Organizations today require smart cybersecurity analysts and threat hunters to decide what looks strange and what is likely to be a problem.
Having a 24×7 mindset implies that we have to keep monitoring every second, hour, and day. Hence, organizations require a team, which they can either do themselves or hire a team and outsource to a third party. At Sophos, our partners offer managed threat response service, a 24×7 service where the partner is inside the organization’s world and gathers telemetry from all their devices and applications. These partners contextualize and suggest what looks odd.
This proactive monitoring is what we call cybersecurity-as-a-service.
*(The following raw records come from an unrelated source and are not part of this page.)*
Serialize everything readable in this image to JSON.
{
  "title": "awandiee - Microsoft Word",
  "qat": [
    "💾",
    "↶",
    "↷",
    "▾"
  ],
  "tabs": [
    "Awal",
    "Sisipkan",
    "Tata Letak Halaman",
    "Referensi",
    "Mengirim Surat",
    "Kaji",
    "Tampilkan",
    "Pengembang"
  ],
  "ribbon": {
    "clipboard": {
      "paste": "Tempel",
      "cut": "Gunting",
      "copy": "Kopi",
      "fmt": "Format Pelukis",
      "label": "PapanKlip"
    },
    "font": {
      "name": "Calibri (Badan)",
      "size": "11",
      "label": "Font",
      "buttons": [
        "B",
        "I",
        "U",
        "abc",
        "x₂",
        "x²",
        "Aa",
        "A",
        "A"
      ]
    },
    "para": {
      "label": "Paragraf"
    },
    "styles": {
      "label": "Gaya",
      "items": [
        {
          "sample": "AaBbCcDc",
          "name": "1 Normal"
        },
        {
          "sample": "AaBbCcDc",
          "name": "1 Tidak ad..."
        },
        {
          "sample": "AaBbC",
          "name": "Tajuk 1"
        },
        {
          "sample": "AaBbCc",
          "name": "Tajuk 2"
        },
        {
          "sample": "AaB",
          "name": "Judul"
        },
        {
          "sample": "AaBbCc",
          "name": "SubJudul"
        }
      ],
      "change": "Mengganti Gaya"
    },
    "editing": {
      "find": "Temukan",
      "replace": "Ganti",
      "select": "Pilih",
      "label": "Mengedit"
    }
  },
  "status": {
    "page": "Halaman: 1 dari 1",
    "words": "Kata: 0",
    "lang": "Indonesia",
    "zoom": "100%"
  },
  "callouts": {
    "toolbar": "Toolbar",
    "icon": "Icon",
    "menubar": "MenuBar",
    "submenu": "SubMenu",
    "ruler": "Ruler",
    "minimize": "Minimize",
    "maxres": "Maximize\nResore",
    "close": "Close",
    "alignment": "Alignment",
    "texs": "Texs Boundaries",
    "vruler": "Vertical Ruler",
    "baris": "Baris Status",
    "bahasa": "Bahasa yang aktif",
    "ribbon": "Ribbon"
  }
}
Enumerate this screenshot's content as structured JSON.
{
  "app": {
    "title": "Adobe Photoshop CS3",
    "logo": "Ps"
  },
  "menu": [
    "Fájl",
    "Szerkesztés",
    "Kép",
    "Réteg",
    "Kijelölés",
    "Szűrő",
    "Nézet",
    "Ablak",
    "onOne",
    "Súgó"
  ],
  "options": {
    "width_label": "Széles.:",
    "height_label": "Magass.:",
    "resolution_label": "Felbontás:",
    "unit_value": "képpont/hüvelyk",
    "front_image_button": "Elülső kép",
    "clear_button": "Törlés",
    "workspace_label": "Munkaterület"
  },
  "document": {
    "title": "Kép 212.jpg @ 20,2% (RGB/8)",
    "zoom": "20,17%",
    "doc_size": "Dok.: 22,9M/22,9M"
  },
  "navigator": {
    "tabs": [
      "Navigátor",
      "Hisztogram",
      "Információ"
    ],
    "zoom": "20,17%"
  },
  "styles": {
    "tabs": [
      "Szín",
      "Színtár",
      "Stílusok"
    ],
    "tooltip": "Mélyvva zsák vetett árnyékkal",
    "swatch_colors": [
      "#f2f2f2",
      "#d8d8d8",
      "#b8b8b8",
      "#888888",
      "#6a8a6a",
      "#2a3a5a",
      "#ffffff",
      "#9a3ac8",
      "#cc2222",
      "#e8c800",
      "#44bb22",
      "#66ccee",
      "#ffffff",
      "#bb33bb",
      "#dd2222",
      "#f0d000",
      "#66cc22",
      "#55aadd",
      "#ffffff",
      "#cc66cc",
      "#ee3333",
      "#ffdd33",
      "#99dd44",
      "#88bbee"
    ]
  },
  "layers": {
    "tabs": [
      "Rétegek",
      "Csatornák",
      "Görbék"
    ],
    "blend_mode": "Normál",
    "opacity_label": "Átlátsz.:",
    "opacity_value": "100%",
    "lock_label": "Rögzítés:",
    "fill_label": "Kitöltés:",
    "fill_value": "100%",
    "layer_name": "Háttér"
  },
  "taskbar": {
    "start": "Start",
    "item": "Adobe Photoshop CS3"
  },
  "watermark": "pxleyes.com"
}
Our recommendation to boards is that they now need to think about detection & response capabilities, delivered by our 24×7 practitioners who monitor, threat hunt, and analyze the environments.
DTM: So, what challenges are you dealing with on this path?
Gavin: The problem is that you need good skills. Cybersecurity skills and lack of expertise are the challenges that we face today. Not enough people are coming into the system, especially women.
DTM: Have you done crisis management and recovery testing for ransomware attacks on critical systems?
Gavin: Sophos has a managed threat response service, a 24×7 service. We also have a rapid response team that responds to attacks that are happening in real-time. We have extensive experience around all of that and have also witnessed dire attacks happening in real-time, where we had to come live, identifying attackers coming in and moving sideways. We were able to pre-empt and shut the attackers down and often saw them pop up again even as we navigated to find all the indicators of compromise and attack. We have a platform called XDR, which is an expansion of EDR. We use all that information gathered from mobile firewalls and other devices and adjust and correlate them to identify where the problems are, and within minutes of a crisis or an attack we can identify a problem and neutralize the same.
Our managed service partners also embrace our platform to deliver 24×7 managed threat response service. Sophos is one of the few organizations in India & globally that does it at scale. We already have about 9000 customers for MTR service globally. It is the fastest-growing area of our business, and we believe that going forward Sophos will continue to deliver cybersecurity services at scale.
DTM: What other cybersecurity threats do you foresee in the days to come?
Gavin: Ransomware is an epicenter of all the cyberattacks we see today. We foresee more Linux-based attacks as Linux OS has a massive footprint, both in on-premises and public cloud. We could also see mobile attacks continuing. People in India today carry out extensive financial activities on their mobile phones. It is a tremendous hunting ground for credential stealing and man-in-the-middle attacks. Apart from this, crypto-jacking will be another popular phenomenon visible in the future. We will have to be vigilant and see whether the crypto miners are using our resources for the wrong reason. But mostly, it is the ransomware threat that would be prevalent as that is where most of the money is.
DTM: What incentives are you offering to the partners?
Gavin: Partners are the front and center of everything we do.
We have created a community called Alpha. It is a technical community, and an extension of Sophos. Whatever training we get, we take it to them. So we will provide master classes on MTR (Managed Threat Response) to our key partners who want to become experts in the area.
We will also have another community called Alpha Elite with separate set of requirements. We want to have them since customers need them, and we don’t have enough scale to get to the entire community. Sophos will provide them incentives to join the elite group. We will also carry out a 13-city roadshow where we will not just tell our partners where the money and deal are but also suggest how they can become better trust advisors to their customers.